IKEA – The Swedish furniture company is actually registered in the Netherlands with its headquarters based in Delft. There is also a service centre in Amsterdam and a call centre in Groningen. With 12 stores in the country it employs around 6,000 staff and offers a friendly working environment.
Adidas – The German sportswear company has a headquarters office in south-east Amsterdam (Atlas building), close to Amsterdam Bijlmer-ArenA station. With an open international climate made up of nearly 50 nationalities, jobs on offer are mainly in digital, marketing, finance and supply chain.
Booking.com BV – The online travel reservations company has its global headquarters in Amsterdam. It has a large office in the Piet Hein buildings complex on the IJ waterfront near central station and employs a diverse workforce.
Tesla Motors – The American electric car company headed by Elon Musk has an ever growing presence in the Netherlands. It has its European operational headquarters office in south-east Amsterdam and a final assembly unit and European distribution centre located in Tilburg (in the south of the country).
Panasonic Europe – The Japanese consumer electronics company is transferring its European headquarters from London to Amsterdam (from October 2018).
Dutch multinational companies
The following Dutch multinational companies are known to recruit internationals, although you will need to speak Dutch for domestic focussed roles:
The technology sector is crying out for good qualified candidates. Electronics giant Philips has a major presence in Eindhoven and is headquartered in Amsterdam. The city of Eindhoven has branded itself as the Brainport Region, attracting many technology companies to the area. Nearby in Veldhoven is the Dutch semiconductor company ASML, the world’s largest supplier of photolithography systems; in Helmond (east of Eindhoven) there is the Automotive Campus which offers research and product development for auto industry companies.
Other Dutch tech companies of note are ASM international, a semiconductor company based in Almere; TOMTOM, the company which makes auto navigation systems and has its global HQ in Amsterdam; Vanderlande Industries is a Dutch firm based in Veghel (near Den Bosch) which specialises in baggage handling systems at airports.
The finance sector in the Netherlands is very well established with big banks ABN AMRO, ING Group and Rabobank and insurance groups such as Aegon and Delta Lloyd. The sector is well represented in Amsterdam (clustered around Zuidas and Bijlmer), The Hague and Rotterdam. ‘Big 4’ accounting and auditing firm KPMG has its global headquarters in Amstelveen.

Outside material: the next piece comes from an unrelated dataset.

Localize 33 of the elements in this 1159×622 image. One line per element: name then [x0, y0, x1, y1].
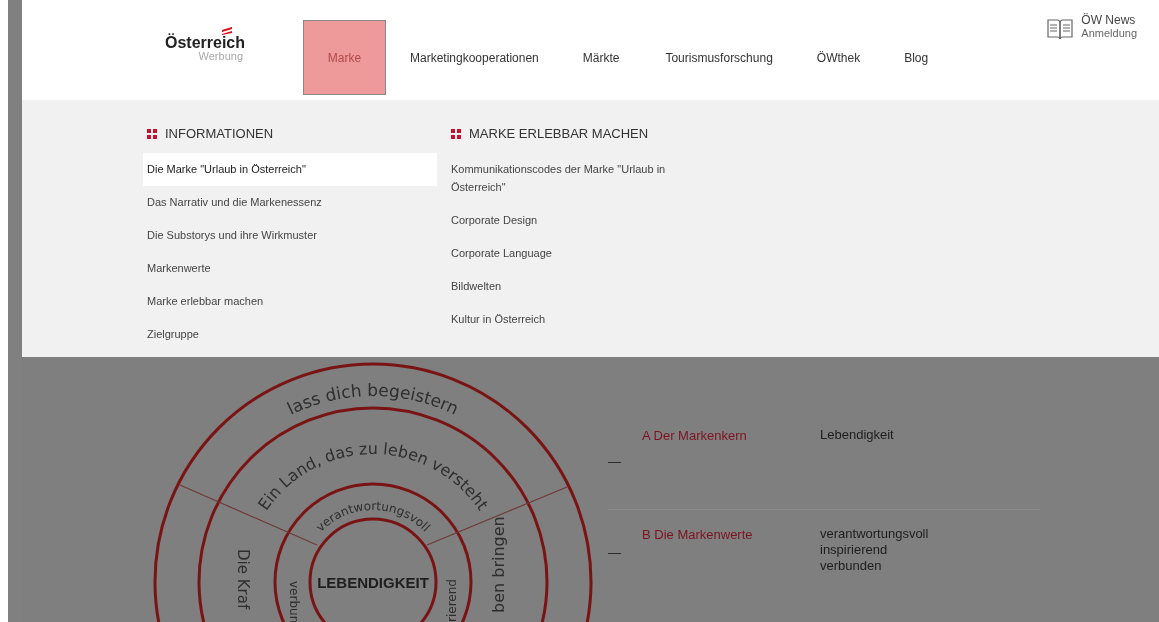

The southern region of Limburg hosts the Chemelot Campus located in the Sittard-Geleen area. It provides a hub for companies involved in chemical and materials research. The most well known is probably DSM, a materials and life sciences company with head office in Heerlen.

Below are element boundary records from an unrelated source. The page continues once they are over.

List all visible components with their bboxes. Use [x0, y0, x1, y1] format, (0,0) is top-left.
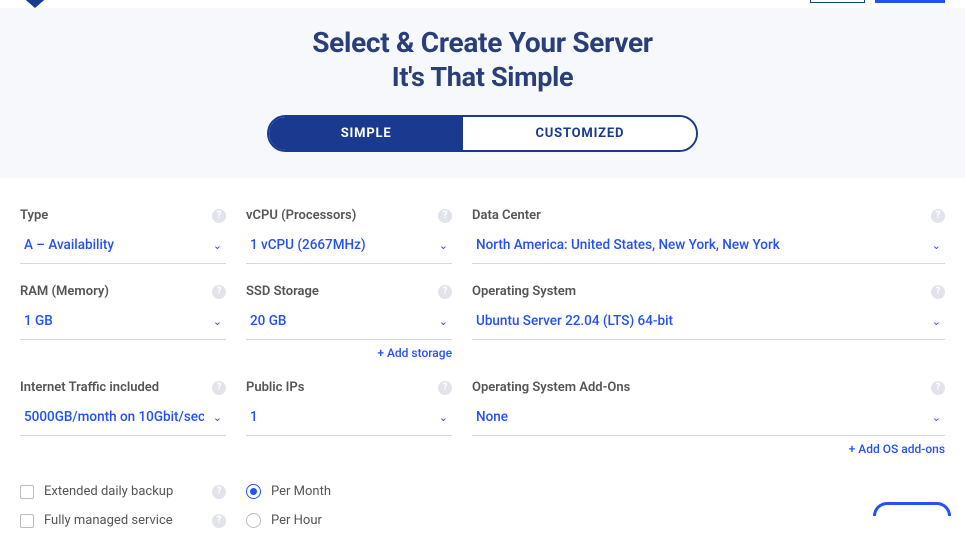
type-value: A – Availability: [24, 237, 114, 253]
chevron-down-icon: ⌄: [932, 315, 941, 328]
vcpu-label: vCPU (Processors): [246, 208, 356, 223]
help-icon[interactable]: ?: [212, 381, 226, 395]
os-label: Operating System: [472, 284, 576, 299]
addons-select[interactable]: None ⌄: [472, 403, 945, 436]
add-os-addons-link[interactable]: + Add OS add-ons: [472, 442, 945, 456]
radio-icon: [246, 513, 261, 528]
billing-hour-radio[interactable]: Per Hour: [246, 513, 452, 528]
ram-select[interactable]: 1 GB ⌄: [20, 307, 226, 340]
traffic-value: 5000GB/month on 10Gbit/sec p: [24, 409, 204, 425]
help-icon[interactable]: ?: [931, 209, 945, 223]
help-icon[interactable]: ?: [931, 285, 945, 299]
chevron-down-icon: ⌄: [213, 239, 222, 252]
managed-checkbox[interactable]: [20, 514, 34, 528]
help-icon[interactable]: ?: [212, 209, 226, 223]
os-select[interactable]: Ubuntu Server 22.04 (LTS) 64-bit ⌄: [472, 307, 945, 340]
hero-section: Select & Create Your Server It's That Si…: [0, 8, 965, 178]
ssd-value: 20 GB: [250, 313, 286, 329]
chevron-down-icon: ⌄: [439, 411, 448, 424]
ssd-label: SSD Storage: [246, 284, 319, 299]
help-icon[interactable]: ?: [212, 514, 226, 528]
mode-toggle: SIMPLE CUSTOMIZED: [267, 115, 698, 152]
nav-login-button[interactable]: [810, 0, 865, 3]
floating-action-button[interactable]: [873, 502, 951, 516]
billing-hour-label: Per Hour: [271, 513, 322, 528]
ips-select[interactable]: 1 ⌄: [246, 403, 452, 436]
managed-label: Fully managed service: [44, 513, 173, 528]
type-select[interactable]: A – Availability ⌄: [20, 231, 226, 264]
billing-month-radio[interactable]: Per Month: [246, 484, 452, 499]
datacenter-value: North America: United States, New York, …: [476, 237, 780, 253]
chevron-down-icon: ⌄: [439, 315, 448, 328]
addons-label: Operating System Add-Ons: [472, 380, 630, 395]
billing-month-label: Per Month: [271, 484, 331, 499]
add-storage-link[interactable]: + Add storage: [246, 346, 452, 360]
type-label: Type: [20, 208, 48, 223]
addons-value: None: [476, 409, 508, 425]
nav-signup-button[interactable]: [875, 0, 945, 3]
logo: [20, 0, 50, 10]
backup-checkbox[interactable]: [20, 485, 34, 499]
ips-value: 1: [250, 409, 258, 425]
backup-label: Extended daily backup: [44, 484, 173, 499]
help-icon[interactable]: ?: [931, 381, 945, 395]
chevron-down-icon: ⌄: [439, 239, 448, 252]
ram-value: 1 GB: [24, 313, 53, 329]
ram-label: RAM (Memory): [20, 284, 109, 299]
datacenter-label: Data Center: [472, 208, 541, 223]
help-icon[interactable]: ?: [212, 285, 226, 299]
chevron-down-icon: ⌄: [932, 411, 941, 424]
vcpu-value: 1 vCPU (2667MHz): [250, 237, 366, 253]
tab-simple[interactable]: SIMPLE: [269, 117, 464, 150]
page-title-line2: It's That Simple: [0, 61, 965, 93]
chevron-down-icon: ⌄: [213, 411, 222, 424]
os-value: Ubuntu Server 22.04 (LTS) 64-bit: [476, 313, 673, 329]
vcpu-select[interactable]: 1 vCPU (2667MHz) ⌄: [246, 231, 452, 264]
ips-label: Public IPs: [246, 380, 304, 395]
radio-icon: [246, 484, 261, 499]
help-icon[interactable]: ?: [438, 381, 452, 395]
help-icon[interactable]: ?: [438, 285, 452, 299]
help-icon[interactable]: ?: [438, 209, 452, 223]
chevron-down-icon: ⌄: [932, 239, 941, 252]
traffic-select[interactable]: 5000GB/month on 10Gbit/sec p ⌄: [20, 403, 226, 436]
ssd-select[interactable]: 20 GB ⌄: [246, 307, 452, 340]
traffic-label: Internet Traffic included: [20, 380, 159, 395]
tab-customized[interactable]: CUSTOMIZED: [463, 117, 696, 150]
page-title-line1: Select & Create Your Server: [0, 26, 965, 59]
help-icon[interactable]: ?: [212, 485, 226, 499]
chevron-down-icon: ⌄: [213, 315, 222, 328]
datacenter-select[interactable]: North America: United States, New York, …: [472, 231, 945, 264]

The city of Utrecht has a large Science Park campus in the life sciences and biomedical fields and is home to about 60 companies. Cutting-edge research includes diagnostics, therapeutics, oncology and stem cells.
Utrecht is also a hotspot for ICT (information and communications technology) and the gaming industry. ICT companies present include Capgemini, Fujitsu and Oracle; in terms of gaming the city has the Benelux HQs of both Nintendo and Ubisoft plus many game development start-ups and research facilities.
Other well known Dutch multinationals with an international work environment are Ahold (supermarket retailer, HQ in Zaandam), Akzo Nobel (chemical firm, HQ in Amsterdam), Heineken (Dutch brewer, HQ in Amsterdam), Royal Dutch Shell (oil and gas company with dual HQ in The Hague and London; it has a research centre in Amsterdam North) and Unilever (consumer goods company with dual HQ in Rotterdam and London).
To sum up, expats coming to the Netherlands with a good and marketable skill set should be able to find many opportunities in the corporate sector.